ANA BUSQUETS, socia de Busquets Law&Finance

 "El valor práctico de esta resolución es que pone orden en un debate que en la calle y en muchos despachos inmobiliarios era constante: si el propietario se expone a un delito de coacciones cuando corta, da de baja o deja de pagar suministros como la luz, el agua o el gas en una vivienda ocupada".
"Lo importante es entender que el foco no está en el suministro como tal, sino en la legitimidad de la posesión y en si la conducta puede funcionar como un mecanismo de presión".

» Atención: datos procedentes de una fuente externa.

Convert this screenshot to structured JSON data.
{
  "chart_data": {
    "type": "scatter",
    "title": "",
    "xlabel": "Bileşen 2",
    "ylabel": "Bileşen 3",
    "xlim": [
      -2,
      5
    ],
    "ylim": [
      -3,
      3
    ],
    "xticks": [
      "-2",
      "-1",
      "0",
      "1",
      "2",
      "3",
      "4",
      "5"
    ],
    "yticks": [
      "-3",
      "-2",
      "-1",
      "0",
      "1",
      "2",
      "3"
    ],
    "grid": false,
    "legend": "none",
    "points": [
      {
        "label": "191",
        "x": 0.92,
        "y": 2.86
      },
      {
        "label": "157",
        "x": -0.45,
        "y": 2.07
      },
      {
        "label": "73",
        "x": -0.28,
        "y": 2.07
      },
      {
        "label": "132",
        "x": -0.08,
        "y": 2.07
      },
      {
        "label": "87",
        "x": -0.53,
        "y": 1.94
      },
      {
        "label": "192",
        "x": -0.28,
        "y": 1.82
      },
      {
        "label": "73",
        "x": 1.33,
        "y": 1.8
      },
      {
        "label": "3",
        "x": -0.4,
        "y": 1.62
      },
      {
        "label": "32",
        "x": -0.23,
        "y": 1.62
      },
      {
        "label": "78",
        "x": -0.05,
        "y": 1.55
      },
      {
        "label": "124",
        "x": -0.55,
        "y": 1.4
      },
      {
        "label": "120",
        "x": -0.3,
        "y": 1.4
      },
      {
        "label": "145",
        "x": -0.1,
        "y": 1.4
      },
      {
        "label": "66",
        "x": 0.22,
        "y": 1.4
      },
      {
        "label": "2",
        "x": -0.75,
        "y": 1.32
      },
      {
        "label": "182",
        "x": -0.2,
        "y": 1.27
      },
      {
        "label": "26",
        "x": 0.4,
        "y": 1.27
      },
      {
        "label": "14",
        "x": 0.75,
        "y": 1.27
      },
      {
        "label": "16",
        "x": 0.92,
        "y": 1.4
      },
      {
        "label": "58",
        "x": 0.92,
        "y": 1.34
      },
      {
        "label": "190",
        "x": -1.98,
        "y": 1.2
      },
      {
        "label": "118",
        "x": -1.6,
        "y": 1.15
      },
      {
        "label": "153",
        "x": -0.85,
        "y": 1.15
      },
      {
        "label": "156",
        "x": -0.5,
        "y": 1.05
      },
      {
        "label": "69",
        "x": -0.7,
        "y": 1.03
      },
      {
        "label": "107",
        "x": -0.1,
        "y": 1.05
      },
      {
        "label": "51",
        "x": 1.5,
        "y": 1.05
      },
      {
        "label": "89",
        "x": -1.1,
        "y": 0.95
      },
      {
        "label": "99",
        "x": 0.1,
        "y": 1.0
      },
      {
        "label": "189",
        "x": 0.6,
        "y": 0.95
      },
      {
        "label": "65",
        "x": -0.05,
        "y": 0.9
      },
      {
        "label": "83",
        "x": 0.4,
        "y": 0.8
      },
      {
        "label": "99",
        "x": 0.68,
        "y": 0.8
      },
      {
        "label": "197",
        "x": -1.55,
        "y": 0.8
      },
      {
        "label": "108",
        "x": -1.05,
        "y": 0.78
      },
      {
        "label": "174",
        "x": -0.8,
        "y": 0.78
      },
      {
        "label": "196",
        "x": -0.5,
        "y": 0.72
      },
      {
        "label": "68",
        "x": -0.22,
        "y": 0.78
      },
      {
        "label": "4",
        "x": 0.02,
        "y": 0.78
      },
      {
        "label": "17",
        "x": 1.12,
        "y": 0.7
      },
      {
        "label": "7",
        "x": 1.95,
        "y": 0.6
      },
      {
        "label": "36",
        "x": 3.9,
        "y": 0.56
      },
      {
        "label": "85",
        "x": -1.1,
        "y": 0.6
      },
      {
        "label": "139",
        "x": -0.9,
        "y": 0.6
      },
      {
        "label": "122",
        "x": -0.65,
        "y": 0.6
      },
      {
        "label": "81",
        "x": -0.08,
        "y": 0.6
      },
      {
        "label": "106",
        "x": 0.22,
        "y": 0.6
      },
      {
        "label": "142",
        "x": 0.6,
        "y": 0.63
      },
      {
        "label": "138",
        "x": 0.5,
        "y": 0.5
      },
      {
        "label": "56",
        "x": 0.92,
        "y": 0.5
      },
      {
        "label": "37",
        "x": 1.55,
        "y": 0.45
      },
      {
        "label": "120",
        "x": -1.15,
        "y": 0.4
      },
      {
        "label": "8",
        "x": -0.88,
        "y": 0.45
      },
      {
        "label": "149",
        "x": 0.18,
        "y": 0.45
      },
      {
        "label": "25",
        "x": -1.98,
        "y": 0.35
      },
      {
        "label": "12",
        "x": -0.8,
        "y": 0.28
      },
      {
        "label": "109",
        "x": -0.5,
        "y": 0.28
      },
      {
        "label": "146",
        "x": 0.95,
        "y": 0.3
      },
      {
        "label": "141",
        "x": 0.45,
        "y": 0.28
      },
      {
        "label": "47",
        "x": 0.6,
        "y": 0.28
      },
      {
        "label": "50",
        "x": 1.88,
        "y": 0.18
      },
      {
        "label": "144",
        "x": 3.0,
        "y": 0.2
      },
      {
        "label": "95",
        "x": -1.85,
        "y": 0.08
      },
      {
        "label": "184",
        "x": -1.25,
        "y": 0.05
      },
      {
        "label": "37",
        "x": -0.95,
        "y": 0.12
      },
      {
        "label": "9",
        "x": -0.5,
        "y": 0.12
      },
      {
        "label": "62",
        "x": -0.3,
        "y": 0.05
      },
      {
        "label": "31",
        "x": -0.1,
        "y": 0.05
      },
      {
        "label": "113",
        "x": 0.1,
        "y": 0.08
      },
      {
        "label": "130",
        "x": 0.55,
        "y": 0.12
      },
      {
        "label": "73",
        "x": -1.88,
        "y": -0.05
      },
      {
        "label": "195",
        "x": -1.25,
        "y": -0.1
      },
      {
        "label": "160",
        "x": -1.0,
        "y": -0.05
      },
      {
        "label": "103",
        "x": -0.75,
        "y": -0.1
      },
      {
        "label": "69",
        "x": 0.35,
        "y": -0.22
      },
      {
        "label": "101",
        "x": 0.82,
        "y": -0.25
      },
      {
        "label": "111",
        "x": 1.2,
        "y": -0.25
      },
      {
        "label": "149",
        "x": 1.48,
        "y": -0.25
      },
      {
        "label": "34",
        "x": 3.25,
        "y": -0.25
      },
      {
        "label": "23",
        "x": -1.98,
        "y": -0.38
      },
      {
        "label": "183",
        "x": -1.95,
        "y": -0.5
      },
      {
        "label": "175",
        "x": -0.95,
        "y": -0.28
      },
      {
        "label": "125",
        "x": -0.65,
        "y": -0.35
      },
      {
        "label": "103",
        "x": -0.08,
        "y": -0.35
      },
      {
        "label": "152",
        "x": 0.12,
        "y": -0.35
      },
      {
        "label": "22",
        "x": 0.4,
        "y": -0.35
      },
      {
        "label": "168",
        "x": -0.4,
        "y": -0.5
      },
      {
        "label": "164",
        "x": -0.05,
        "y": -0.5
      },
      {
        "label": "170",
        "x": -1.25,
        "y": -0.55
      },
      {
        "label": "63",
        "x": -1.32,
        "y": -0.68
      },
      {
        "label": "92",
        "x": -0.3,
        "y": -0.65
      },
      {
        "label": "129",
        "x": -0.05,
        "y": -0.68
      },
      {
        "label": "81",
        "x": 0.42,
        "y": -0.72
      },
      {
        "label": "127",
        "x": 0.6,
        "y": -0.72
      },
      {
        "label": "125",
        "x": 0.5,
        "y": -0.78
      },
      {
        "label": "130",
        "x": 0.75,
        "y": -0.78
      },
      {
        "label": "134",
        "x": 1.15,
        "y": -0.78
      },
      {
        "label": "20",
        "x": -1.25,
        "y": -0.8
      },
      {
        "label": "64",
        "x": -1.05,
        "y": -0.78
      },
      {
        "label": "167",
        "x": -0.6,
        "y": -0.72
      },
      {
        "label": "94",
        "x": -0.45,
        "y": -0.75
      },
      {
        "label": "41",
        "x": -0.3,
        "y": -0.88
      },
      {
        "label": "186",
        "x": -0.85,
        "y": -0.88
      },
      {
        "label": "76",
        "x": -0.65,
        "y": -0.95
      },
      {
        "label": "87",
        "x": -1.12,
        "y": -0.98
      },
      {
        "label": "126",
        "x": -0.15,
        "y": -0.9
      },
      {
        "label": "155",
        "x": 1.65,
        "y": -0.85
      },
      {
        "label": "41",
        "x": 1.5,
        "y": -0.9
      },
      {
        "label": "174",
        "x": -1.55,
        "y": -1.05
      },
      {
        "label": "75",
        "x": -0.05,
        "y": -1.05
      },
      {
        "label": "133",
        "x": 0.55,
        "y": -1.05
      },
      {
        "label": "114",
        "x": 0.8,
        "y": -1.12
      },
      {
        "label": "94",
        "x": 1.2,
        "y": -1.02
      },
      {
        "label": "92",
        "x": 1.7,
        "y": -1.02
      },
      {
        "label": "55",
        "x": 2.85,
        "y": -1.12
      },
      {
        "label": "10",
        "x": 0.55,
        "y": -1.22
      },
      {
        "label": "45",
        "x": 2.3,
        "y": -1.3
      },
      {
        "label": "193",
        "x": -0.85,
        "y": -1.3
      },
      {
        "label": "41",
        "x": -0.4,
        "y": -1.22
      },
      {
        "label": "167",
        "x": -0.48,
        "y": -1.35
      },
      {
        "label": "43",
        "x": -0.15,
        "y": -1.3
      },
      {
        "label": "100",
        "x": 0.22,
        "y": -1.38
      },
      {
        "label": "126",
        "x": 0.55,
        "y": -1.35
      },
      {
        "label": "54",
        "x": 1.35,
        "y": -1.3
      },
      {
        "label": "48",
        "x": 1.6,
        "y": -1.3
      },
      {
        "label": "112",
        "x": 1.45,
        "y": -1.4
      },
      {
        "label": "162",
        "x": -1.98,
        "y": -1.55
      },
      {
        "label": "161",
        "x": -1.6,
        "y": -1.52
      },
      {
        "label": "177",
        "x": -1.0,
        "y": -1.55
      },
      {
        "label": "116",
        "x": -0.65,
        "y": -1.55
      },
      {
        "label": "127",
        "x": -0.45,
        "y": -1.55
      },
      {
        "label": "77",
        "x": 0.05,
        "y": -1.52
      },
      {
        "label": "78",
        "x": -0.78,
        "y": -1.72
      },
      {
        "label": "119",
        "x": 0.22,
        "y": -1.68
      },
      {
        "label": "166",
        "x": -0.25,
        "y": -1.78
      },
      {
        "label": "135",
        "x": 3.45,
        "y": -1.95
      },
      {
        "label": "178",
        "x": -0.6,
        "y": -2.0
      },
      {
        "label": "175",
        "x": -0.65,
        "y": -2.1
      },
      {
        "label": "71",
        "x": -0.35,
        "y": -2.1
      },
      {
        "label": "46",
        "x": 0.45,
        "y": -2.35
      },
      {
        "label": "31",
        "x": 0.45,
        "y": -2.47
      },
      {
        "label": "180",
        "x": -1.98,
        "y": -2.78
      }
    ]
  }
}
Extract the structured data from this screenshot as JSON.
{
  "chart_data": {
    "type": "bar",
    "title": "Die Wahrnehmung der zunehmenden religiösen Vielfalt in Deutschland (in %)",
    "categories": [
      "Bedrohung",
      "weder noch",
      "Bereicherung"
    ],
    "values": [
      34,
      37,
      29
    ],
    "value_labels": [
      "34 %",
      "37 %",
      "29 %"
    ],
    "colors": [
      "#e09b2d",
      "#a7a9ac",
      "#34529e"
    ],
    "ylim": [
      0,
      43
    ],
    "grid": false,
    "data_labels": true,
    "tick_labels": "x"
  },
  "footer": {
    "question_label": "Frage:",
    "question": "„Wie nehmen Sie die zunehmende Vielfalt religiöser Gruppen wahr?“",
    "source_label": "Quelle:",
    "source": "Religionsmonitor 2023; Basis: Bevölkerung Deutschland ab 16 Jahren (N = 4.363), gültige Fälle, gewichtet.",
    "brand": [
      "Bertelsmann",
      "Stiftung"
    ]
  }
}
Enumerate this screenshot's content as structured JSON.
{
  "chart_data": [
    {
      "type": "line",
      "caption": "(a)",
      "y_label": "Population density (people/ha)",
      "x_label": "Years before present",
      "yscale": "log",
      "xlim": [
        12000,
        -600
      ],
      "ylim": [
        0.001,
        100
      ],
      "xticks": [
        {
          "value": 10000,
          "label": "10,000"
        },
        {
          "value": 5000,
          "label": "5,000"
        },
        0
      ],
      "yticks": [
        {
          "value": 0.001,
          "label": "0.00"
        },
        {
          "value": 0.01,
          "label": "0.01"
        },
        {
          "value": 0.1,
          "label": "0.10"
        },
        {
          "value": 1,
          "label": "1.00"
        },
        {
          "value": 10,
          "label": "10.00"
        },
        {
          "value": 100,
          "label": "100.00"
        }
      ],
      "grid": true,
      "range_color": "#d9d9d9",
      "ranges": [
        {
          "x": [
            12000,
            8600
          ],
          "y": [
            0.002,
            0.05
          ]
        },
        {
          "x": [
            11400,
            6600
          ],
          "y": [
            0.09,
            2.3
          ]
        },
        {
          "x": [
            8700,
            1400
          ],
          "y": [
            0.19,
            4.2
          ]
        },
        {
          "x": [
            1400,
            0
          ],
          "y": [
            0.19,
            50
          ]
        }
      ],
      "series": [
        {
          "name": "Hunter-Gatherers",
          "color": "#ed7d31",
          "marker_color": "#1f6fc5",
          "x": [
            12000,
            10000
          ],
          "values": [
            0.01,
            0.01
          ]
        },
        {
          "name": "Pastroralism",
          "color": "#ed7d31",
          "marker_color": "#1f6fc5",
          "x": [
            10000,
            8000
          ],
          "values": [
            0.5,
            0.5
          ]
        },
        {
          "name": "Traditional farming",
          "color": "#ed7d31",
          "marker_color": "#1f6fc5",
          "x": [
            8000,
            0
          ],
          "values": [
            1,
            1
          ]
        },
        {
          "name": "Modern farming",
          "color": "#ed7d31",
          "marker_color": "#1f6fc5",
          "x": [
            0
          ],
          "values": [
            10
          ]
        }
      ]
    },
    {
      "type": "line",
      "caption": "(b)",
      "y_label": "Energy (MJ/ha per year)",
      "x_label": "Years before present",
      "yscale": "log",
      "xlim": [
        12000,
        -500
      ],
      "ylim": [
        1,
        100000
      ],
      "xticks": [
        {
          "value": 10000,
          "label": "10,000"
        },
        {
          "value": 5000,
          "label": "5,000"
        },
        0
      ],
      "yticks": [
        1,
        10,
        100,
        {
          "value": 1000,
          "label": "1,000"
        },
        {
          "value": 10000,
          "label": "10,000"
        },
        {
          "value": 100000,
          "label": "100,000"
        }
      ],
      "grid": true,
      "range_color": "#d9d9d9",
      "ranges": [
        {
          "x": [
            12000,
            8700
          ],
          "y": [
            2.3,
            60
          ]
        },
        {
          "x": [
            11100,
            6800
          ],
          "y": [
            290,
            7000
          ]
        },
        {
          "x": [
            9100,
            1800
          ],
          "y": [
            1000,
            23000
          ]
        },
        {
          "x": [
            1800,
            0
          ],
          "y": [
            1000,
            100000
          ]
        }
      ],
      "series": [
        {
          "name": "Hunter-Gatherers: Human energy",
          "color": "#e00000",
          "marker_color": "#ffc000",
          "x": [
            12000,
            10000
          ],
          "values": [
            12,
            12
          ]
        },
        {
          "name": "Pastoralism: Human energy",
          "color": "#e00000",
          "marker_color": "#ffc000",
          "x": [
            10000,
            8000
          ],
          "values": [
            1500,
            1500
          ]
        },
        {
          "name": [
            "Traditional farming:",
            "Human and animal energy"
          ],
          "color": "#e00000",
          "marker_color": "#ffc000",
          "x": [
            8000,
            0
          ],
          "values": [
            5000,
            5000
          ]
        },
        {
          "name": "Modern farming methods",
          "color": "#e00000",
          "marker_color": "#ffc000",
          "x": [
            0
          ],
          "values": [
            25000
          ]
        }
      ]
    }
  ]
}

 "Comparto el criterio de la sentencia, ya que no es igual un okupa sin ningún título que alguien que está en la vivienda con un derecho de uso o con una posesión jurídicamente relevante, aunque exista un conflicto pendiente de resolverse, como ocurre en muchas crisis de familia".
 "Cuando existe título o una posesión protegible, el corte de suministros puede convertirse en una vía de hecho para forzar una salida o ganar posición en un conflicto, y ahí el riesgo penal es real, porque la vis in rebus se proyecta directamente sobre la libertad de decisión".
 "Esta sentencia es útil porque introduce una frontera conceptual que en la práctica inmobiliaria debemos aplicar siempre antes de recomendar cualquier actuación: primero, identificar si existe o no título; y segundo, evitar convertir el suministro en una herramienta de presión, porque en cuanto hay una posesión legítima el escenario cambia completamente".